Learning from 20 years of innovation in public services

We work with partners across our sectors to create impact, reduce inequalities and transform systems. Over two decades, we have learnt a lot.

A General Election has been called, and the result will be largely decided by which party has the best solution for the range of challenges facing our creaking public services. Whether the question is about the future of prisons or the health service, below are the principles which should drive reform.


Design principles for public service reform: 

1. Start with outcomes

Create coherence and alignment through national missions, focused on outcomes for people and communities, that are meaningful for their daily lives. These should then inform and drive mission and purpose at different levels: city-regions, places and neighbourhoods. 

2. A place based approach

Devolve power, decision making and money – including control over spending decisions, capital investment, priorities and planning to local partnerships.

3. More power to people and communities

Welcome cultures and service models that work with people and build their agency to manage their own goals and outcomes. Replace paternalism with structures that give communities greater voice, and say in how services are designed and delivered. 

4. Prevention first

Move away from rationing demand by raising thresholds to working with people before their needs escalate, reach crisis or greater complexity, prioritising early intervention and prevention. 

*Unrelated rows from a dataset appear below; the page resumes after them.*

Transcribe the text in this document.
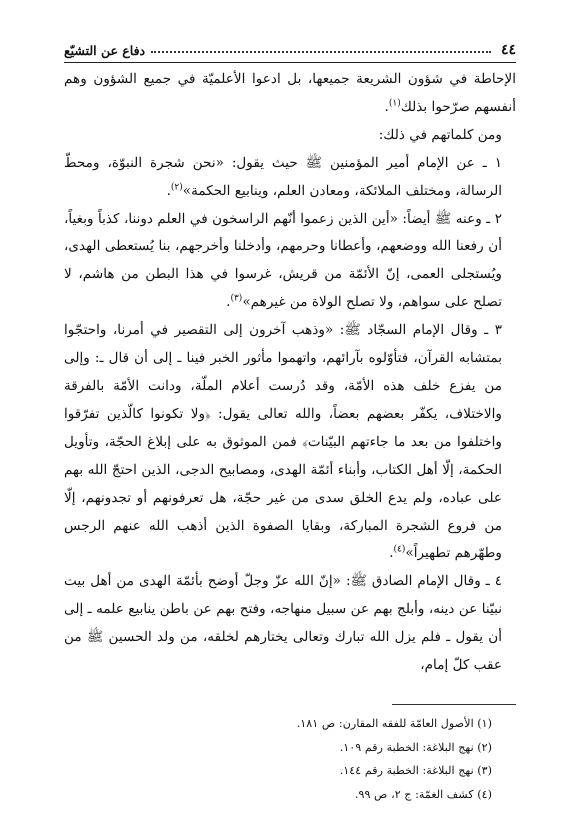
٤٤
دفاع عن التشيّع

الإحاطة في شؤون الشريعة جميعها، بل ادعوا الأعلميّة في جميع الشؤون وهم أنفسهم صرّحوا بذلك$^{(١)}$.

ومن كلماتهم في ذلك:

١ ـ عن الإمام أمير المؤمنين ﷺ حيث يقول: «نحن شجرة النبوّة، ومحطّ الرسالة، ومختلف الملائكة، ومعادن العلم، وينابيع الحكمة»$^{(٢)}$.

٢ ـ وعنه ﷺ أيضاً: «أين الذين زعموا أنّهم الراسخون في العلم دوننا، كذباً وبغياً، أن رفعنا الله ووضعهم، وأعطانا وحرمهم، وأدخلنا وأخرجهم، بنا يُستعطى الهدى، ويُستجلى العمى، إنّ الأئمّة من قريش، غرسوا في هذا البطن من هاشم، لا تصلح على سواهم، ولا تصلح الولاة من غيرهم»$^{(٣)}$.

٣ ـ وقال الإمام السجّاد ﷺ: «وذهب آخرون إلى التقصير في أمرنا، واحتجّوا بمتشابه القرآن، فتأوّلوه بآرائهم، واتهموا مأثور الخبر فينا ـ إلى أن قال ـ: وإلى من يفزع خلف هذه الأمّة، وقد دُرست أعلام الملّة، ودانت الأمّة بالفرقة والاختلاف، يكفّر بعضهم بعضاً، والله تعالى يقول: ﴿ولا تكونوا كالّذين تفرّقوا واختلفوا من بعد ما جاءتهم البيّنات﴾ فمن الموثوق به على إبلاغ الحجّة، وتأويل الحكمة، إلّا أهل الكتاب، وأبناء أئمّة الهدى، ومصابيح الدجى، الذين احتجّ الله بهم على عباده، ولم يدع الخلق سدى من غير حجّة، هل تعرفونهم أو تجدونهم، إلّا من فروع الشجرة المباركة، وبقايا الصفوة الذين أذهب الله عنهم الرجس وطهّرهم تطهيراً»$^{(٤)}$.

٤ ـ وقال الإمام الصادق ﷺ: «إنّ الله عزّ وجلّ أوضح بأئمّة الهدى من أهل بيت نبيّنا عن دينه، وأبلج بهم عن سبيل منهاجه، وفتح بهم عن باطن ينابيع علمه ـ إلى أن يقول ـ فلم يزل الله تبارك وتعالى يختارهم لخلقه، من ولد الحسين ﷺ من عقب كلّ إمام،

(١) الأصول العامّة للفقه المقارن: ص ١٨١.
(٢) نهج البلاغة: الخطبة رقم ١٠٩.
(٣) نهج البلاغة: الخطبة رقم ١٤٤.
(٤) كشف الغمّة: ج ٢، ص ٩٩.
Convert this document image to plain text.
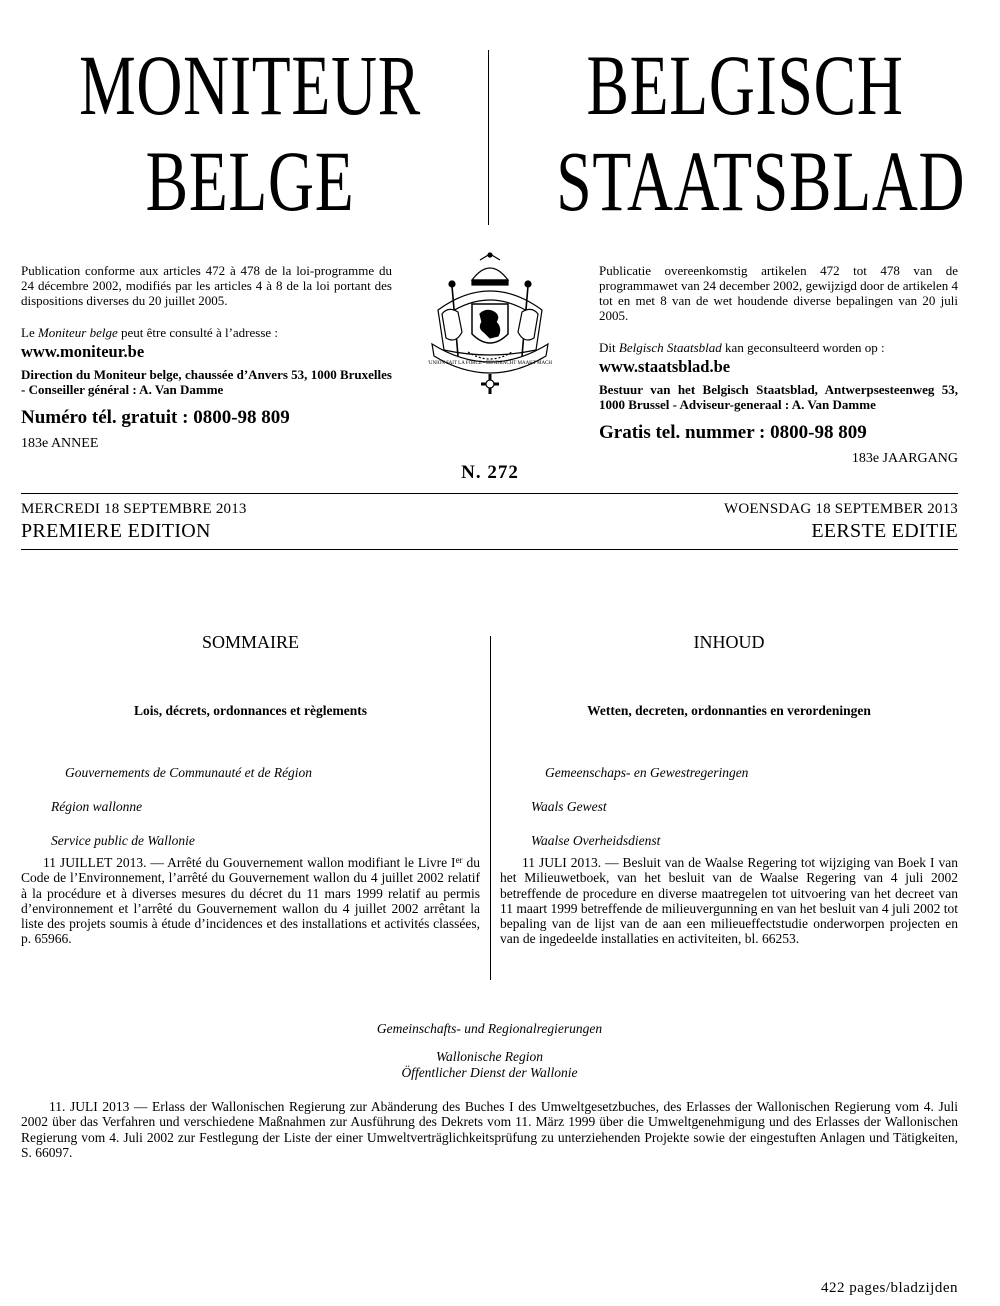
MONITEUR
BELGE
BELGISCH
STAATSBLAD

Publication conforme aux articles 472 à 478 de la loi-programme du 24 décembre 2002, modifiés par les articles 4 à 8 de la loi portant des dispositions diverses du 20 juillet 2005.

Le Moniteur belge peut être consulté à l’adresse :

www.moniteur.be

Direction du Moniteur belge, chaussée d’Anvers 53, 1000 Bruxelles - Conseiller général : A. Van Damme

Numéro tél. gratuit : 0800-98 809

183e ANNEE

Publicatie overeenkomstig artikelen 472 tot 478 van de programmawet van 24 december 2002, gewijzigd door de artikelen 4 tot en met 8 van de wet houdende diverse bepalingen van 20 juli 2005.

Dit Belgisch Staatsblad kan geconsulteerd worden op :

www.staatsblad.be

Bestuur van het Belgisch Staatsblad, Antwerpsesteenweg 53, 1000 Brussel - Adviseur-generaal : A. Van Damme

Gratis tel. nummer : 0800-98 809

183e JAARGANG

L'UNION FAIT LA FORCE - EENDRACHT MAAKT MACHT
N. 272
MERCREDI 18 SEPTEMBRE 2013	WOENSDAG 18 SEPTEMBER 2013
PREMIERE EDITION	EERSTE EDITIE
SOMMAIRE
Lois, décrets, ordonnances et règlements
Gouvernements de Communauté et de Région
Région wallonne
Service public de Wallonie

11 JUILLET 2013. — Arrêté du Gouvernement wallon modifiant le Livre Ier du Code de l’Environnement, l’arrêté du Gouvernement wallon du 4 juillet 2002 relatif à la procédure et à diverses mesures du décret du 11 mars 1999 relatif au permis d’environnement et l’arrêté du Gouvernement wallon du 4 juillet 2002 arrêtant la liste des projets soumis à étude d’incidences et des installations et activités classées, p. 65966.

INHOUD
Wetten, decreten, ordonnanties en verordeningen
Gemeenschaps- en Gewestregeringen
Waals Gewest
Waalse Overheidsdienst

11 JULI 2013. — Besluit van de Waalse Regering tot wijziging van Boek I van het Milieuwetboek, van het besluit van de Waalse Regering van 4 juli 2002 betreffende de procedure en diverse maatregelen tot uitvoering van het decreet van 11 maart 1999 betreffende de milieuvergunning en van het besluit van 4 juli 2002 tot bepaling van de lijst van de aan een milieueffectstudie onderworpen projecten en van de ingedeelde installaties en activiteiten, bl. 66253.

Gemeinschafts- und Regionalregierungen
Wallonische Region
Öffentlicher Dienst der Wallonie

11. JULI 2013 — Erlass der Wallonischen Regierung zur Abänderung des Buches I des Umweltgesetzbuches, des Erlasses der Wallonischen Regierung vom 4. Juli 2002 über das Verfahren und verschiedene Maßnahmen zur Ausführung des Dekrets vom 11. März 1999 über die Umweltgenehmigung und des Erlasses der Wallonischen Regierung vom 4. Juli 2002 zur Festlegung der Liste der einer Umweltverträglichkeitsprüfung zu unterziehenden Projekte sowie der eingestuften Anlagen und Tätigkeiten, S. 66097.

422 pages/bladzijden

5. An R&D infrastructure for short term improvement and long term innovation

Develop a more plural research and development system not monopolised by government, that invests in both short term improvement and long term experimentation and innovation. 

6. Make decentralised markets work in the public interest

Regulate to cap profits, prevent rent seeking, improve pay and conditions, compete on quality rather than price, improve local governance, promote diversity on the supply side, and encourage innovation. 

7. Organic structural change

Incentivise mergers, networks and partnership. These should be driven by local leaders not designed and imposed by top down reorganisation from Whitehall.